I would really like to use python/pygame and maybe VisionEgg to program experiments. Actually, a colleague, Mark Welxer, and I, have experimented with python a bit and encouraged students to use it: see http://cim.risc.cnrs.fr/cours/exphum/projects/projects.shtml), but I need to convinced myself that I can solve some latencies problems (not specific to python) for some experiments (I work under Linux; the situation may be better with Windows). Just try the following very simple minded program to see the latencies you can get:

import pygame
a= pygame.time.get_ticks()
max=-1
for i in range (1,1000):
   b = pygame.time.get_ticks()
   c = b-a
   if c>max:
       max=c
   a = b
   t.delay(10)
print max

(I just got max=140 msec on my system).

I know VisionEgg offers to swith to 'real-time' mode (SCHED_FIFO in Linux), but I have had bad experience in the past with real-time processes slowing down other threads (e.g. sound output was choppy). But I have not tested VisionEgg enough yet.

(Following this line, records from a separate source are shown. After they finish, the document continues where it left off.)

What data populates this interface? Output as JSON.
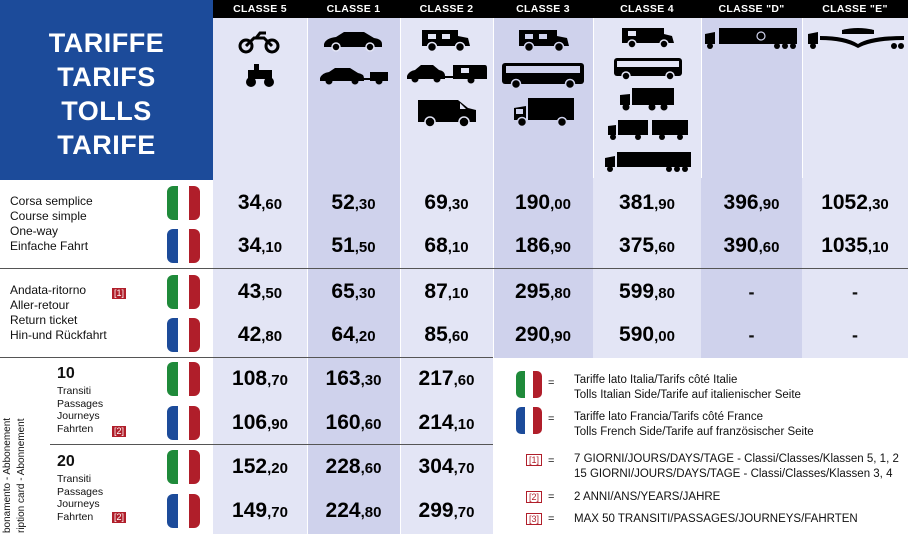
{
  "title_lines": [
    "TARIFFE",
    "TARIFS",
    "TOLLS",
    "TARIFE"
  ],
  "columns": [
    "CLASSE 5",
    "CLASSE 1",
    "CLASSE 2",
    "CLASSE 3",
    "CLASSE 4",
    "CLASSE \"D\"",
    "CLASSE \"E\""
  ],
  "vehicle_icons": {
    "classe5": [
      "motorcycle-icon",
      "sidecar-icon"
    ],
    "classe1": [
      "car-icon",
      "car-with-trailer-icon"
    ],
    "classe2": [
      "camper-van-icon",
      "car-with-caravan-icon",
      "van-icon"
    ],
    "classe3": [
      "motorhome-icon",
      "bus-icon",
      "box-truck-icon"
    ],
    "classe4": [
      "motorhome-large-icon",
      "coach-icon",
      "truck-icon",
      "truck-trailer-icon",
      "articulated-truck-icon"
    ],
    "classe_d": [
      "oversize-truck-icon"
    ],
    "classe_e": [
      "special-transport-icon"
    ]
  },
  "one_way": {
    "labels": [
      "Corsa semplice",
      "Course simple",
      "One-way",
      "Einfache Fahrt"
    ],
    "it": [
      [
        "34",
        ",60"
      ],
      [
        "52",
        ",30"
      ],
      [
        "69",
        ",30"
      ],
      [
        "190",
        ",00"
      ],
      [
        "381",
        ",90"
      ],
      [
        "396",
        ",90"
      ],
      [
        "1052",
        ",30"
      ]
    ],
    "fr": [
      [
        "34",
        ",10"
      ],
      [
        "51",
        ",50"
      ],
      [
        "68",
        ",10"
      ],
      [
        "186",
        ",90"
      ],
      [
        "375",
        ",60"
      ],
      [
        "390",
        ",60"
      ],
      [
        "1035",
        ",10"
      ]
    ]
  },
  "return": {
    "labels": [
      "Andata-ritorno",
      "Aller-retour",
      "Return ticket",
      "Hin-und Rückfahrt"
    ],
    "note": "[1]",
    "it": [
      [
        "43",
        ",50"
      ],
      [
        "65",
        ",30"
      ],
      [
        "87",
        ",10"
      ],
      [
        "295",
        ",80"
      ],
      [
        "599",
        ",80"
      ],
      "-",
      "-"
    ],
    "fr": [
      [
        "42",
        ",80"
      ],
      [
        "64",
        ",20"
      ],
      [
        "85",
        ",60"
      ],
      [
        "290",
        ",90"
      ],
      [
        "590",
        ",00"
      ],
      "-",
      "-"
    ]
  },
  "subscription": {
    "side_label_1": "bonamento - Abbonement",
    "side_label_2": "ription card - Abonnement",
    "ten": {
      "count": "10",
      "sub": [
        "Transiti",
        "Passages",
        "Journeys",
        "Fahrten"
      ],
      "note": "[2]",
      "it": [
        [
          "108",
          ",70"
        ],
        [
          "163",
          ",30"
        ],
        [
          "217",
          ",60"
        ]
      ],
      "fr": [
        [
          "106",
          ",90"
        ],
        [
          "160",
          ",60"
        ],
        [
          "214",
          ",10"
        ]
      ]
    },
    "twenty": {
      "count": "20",
      "sub": [
        "Transiti",
        "Passages",
        "Journeys",
        "Fahrten"
      ],
      "note": "[2]",
      "it": [
        [
          "152",
          ",20"
        ],
        [
          "228",
          ",60"
        ],
        [
          "304",
          ",70"
        ]
      ],
      "fr": [
        [
          "149",
          ",70"
        ],
        [
          "224",
          ",80"
        ],
        [
          "299",
          ",70"
        ]
      ]
    }
  },
  "legend": {
    "eq": "=",
    "italy": [
      "Tariffe lato Italia/Tarifs côté Italie",
      "Tolls Italian Side/Tarife auf italienischer Seite"
    ],
    "france": [
      "Tariffe lato Francia/Tarifs côté France",
      "Tolls French Side/Tarife auf französischer Seite"
    ],
    "n1_label": "[1]",
    "n1": [
      "7 GIORNI/JOURS/DAYS/TAGE - Classi/Classes/Klassen 5, 1, 2",
      "15 GIORNI/JOURS/DAYS/TAGE - Classi/Classes/Klassen 3, 4"
    ],
    "n2_label": "[2]",
    "n2": "2 ANNI/ANS/YEARS/JAHRE",
    "n3_label": "[3]",
    "n3": "MAX 50 TRANSITI/PASSAGES/JOURNEYS/FAHRTEN"
  },
  "colors": {
    "blue": "#1c4b9a",
    "red": "#b01e2a",
    "italy_green": "#1f8a3a",
    "france_blue": "#1c4b9a",
    "col_light": "#e3e5f5",
    "col_dark": "#cfd2ec"
  }
}
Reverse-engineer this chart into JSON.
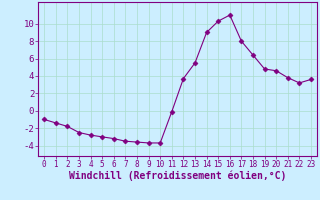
{
  "x": [
    0,
    1,
    2,
    3,
    4,
    5,
    6,
    7,
    8,
    9,
    10,
    11,
    12,
    13,
    14,
    15,
    16,
    17,
    18,
    19,
    20,
    21,
    22,
    23
  ],
  "y": [
    -1.0,
    -1.4,
    -1.8,
    -2.5,
    -2.8,
    -3.0,
    -3.2,
    -3.5,
    -3.6,
    -3.7,
    -3.7,
    -0.1,
    3.7,
    5.5,
    9.0,
    10.3,
    11.0,
    8.0,
    6.4,
    4.8,
    4.6,
    3.8,
    3.2,
    3.6
  ],
  "line_color": "#800080",
  "marker": "D",
  "marker_size": 2.5,
  "bg_color": "#cceeff",
  "grid_color": "#aaddcc",
  "xlabel": "Windchill (Refroidissement éolien,°C)",
  "xlabel_fontsize": 7,
  "yticks": [
    -4,
    -2,
    0,
    2,
    4,
    6,
    8,
    10
  ],
  "xlim": [
    -0.5,
    23.5
  ],
  "ylim": [
    -5.2,
    12.5
  ],
  "xtick_fontsize": 5.5,
  "ytick_fontsize": 6.5,
  "tick_color": "#800080",
  "spine_color": "#800080"
}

Anyway, maybe a good idea would be to set up some repository of real experiments programmed in python, using whatever packages (visionegg, pygame or other). This would encourage people to try and test these packages.

Christophe Pallier
www.pallier.org

Darren Weber wrote:

I notice that pyserial and pyparallel are used by expy - seems there
is more than one development effort in python for psychology
experiments; I wonder if some sort of integration of efforts might be
possible/useful?

http://www.ehess.fr/centres/lscp/expy/expy.html


On Wed, 23 Mar 2005 09:58:25 -0800, Darren Weber <darrenleeweber@xxxxxxxxx> wrote:

http://pyserial.sourceforge.net/


On Wed, 23 Mar 2005 09:47:58 -0800, Darren Weber <darrenleeweber@xxxxxxxxx> wrote:

The visionegg provides display capabilities, but what about output of
a stimulus code event to an external device. For example, lets say we
present an image every 2 sec and there are 5 different categories of
image. Each category is given a code, a number between 0-255. Now,
we want to send this code to an EEG | MEG | fMRI system that will
record the timing of this event code during the acquisition of another
data timeseries. It is simple enough to save a stimulus/event log to
a file, but it would be nice to interact with the serial/parallel port
also. Is there a command like:


eventCode = 128 # or eventID (maybe event.id)
event.send.parallelport(eventCode)
event.send.serialport(eventCode)

I don't have any experience with sending codes to the serial/parallel
port.  Any tips or reading material would be really useful.